By Jonathan Adams Jan 22, 2008

Despite burying the race hatchet last week, Barack Obama and Hillary Clinton continue to create headlines—after the Nevada caucus and before the South Carolina primary—speculating about how each candidate’s race will help them woo the Latino and Black votes. Again the mainstream media has simplified politics for people of color as a race to the bottom of the hill. Usually, the “black-brown conflict” plays out as literal turf battles between rival gangs in Los Angeles. Eager to draw hyperbolic conclusions, the mainstream media often depicts the deaths of young men of color as race wars despite empirical evidence to the contrary. Now, as the Democratic primaries progress, the media’s binary analysis again can’t seem to allow for a multiracial understanding of American politics.
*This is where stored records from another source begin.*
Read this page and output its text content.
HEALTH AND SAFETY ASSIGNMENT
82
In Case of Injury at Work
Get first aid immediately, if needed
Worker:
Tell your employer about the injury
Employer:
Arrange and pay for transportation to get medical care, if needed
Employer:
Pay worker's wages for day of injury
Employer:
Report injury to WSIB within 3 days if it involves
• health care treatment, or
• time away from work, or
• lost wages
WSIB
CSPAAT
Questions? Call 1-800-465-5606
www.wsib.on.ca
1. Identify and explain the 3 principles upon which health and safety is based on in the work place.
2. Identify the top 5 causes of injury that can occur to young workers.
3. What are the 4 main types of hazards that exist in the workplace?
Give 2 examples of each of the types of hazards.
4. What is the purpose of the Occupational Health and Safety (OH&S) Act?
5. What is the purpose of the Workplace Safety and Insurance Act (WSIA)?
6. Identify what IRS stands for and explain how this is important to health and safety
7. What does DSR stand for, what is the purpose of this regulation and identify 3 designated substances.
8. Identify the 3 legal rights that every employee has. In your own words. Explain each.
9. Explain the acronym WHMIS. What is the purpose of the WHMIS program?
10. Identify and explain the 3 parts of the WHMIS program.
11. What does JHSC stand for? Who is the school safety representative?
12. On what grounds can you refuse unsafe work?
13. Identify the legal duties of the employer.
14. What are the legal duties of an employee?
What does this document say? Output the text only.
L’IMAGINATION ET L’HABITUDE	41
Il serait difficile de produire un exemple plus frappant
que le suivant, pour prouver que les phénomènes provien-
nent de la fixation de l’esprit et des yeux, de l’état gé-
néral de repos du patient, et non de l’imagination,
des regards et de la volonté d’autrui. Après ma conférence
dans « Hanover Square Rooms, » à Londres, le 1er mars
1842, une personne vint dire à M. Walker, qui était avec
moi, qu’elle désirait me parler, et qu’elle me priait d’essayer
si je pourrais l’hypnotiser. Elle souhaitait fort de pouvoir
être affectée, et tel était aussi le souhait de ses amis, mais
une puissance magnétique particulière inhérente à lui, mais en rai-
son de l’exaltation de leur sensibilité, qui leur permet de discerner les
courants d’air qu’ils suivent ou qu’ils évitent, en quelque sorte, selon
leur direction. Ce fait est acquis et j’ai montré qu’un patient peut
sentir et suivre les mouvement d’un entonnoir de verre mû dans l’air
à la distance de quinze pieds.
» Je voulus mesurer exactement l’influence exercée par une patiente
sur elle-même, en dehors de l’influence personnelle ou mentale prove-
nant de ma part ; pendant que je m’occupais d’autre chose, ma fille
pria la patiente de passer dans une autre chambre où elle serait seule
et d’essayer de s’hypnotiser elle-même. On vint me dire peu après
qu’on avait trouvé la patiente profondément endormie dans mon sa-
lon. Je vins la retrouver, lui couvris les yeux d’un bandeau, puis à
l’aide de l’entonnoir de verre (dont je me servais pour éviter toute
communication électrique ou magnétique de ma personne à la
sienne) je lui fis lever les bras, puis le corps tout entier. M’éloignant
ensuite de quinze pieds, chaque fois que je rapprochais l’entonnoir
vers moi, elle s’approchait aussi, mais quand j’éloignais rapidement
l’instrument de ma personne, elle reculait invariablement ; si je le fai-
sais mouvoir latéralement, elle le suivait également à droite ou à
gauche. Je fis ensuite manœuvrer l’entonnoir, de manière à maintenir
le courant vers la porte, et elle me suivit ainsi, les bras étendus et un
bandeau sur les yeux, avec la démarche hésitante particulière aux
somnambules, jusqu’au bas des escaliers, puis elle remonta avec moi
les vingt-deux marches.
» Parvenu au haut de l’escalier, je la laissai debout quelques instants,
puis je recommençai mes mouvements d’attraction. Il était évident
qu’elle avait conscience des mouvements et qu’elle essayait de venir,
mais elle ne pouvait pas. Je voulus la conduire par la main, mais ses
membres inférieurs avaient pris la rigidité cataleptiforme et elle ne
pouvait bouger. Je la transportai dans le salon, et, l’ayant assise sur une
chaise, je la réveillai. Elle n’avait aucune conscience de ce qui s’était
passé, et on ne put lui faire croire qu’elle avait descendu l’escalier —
Roberto Lovato says it better on New America Media,

The awkwardness and simplicity seen and heard in the coverage of the Latino electorate illustrates how ill-equipped tnews organizations, the political parties and the society as a whole are to understand and deal with the historic political shift previewed in Nevada: the death of the black-white electorate. Simplistic talk about the Latino vote provides another example of how we live when the ‘experts’ and their organizations are increasingly out of touch with the dynamism and complexity of the electorate and the general populace. As a result, the growth of the very diverse Latino electorate will likely force the revelation of more inconvenient truths. Principle among them is the media’s conclusion that anti-black racism among Latinos explains why they voted Clinton and not Obama in Nevada. Story after story tries to fit the Latino vote into the procrustean bed of old-school, black v. white politics.

The real story is that the Latino electorate has much more in common with Black voters than the media tells us. As long as presidential candidates continue to act like their campaigns transcend race all the while employing race when it’s in their favor, we won’t be able to talk about United States politics in its entirety -a multiracial politic made of conflicting ideas and values.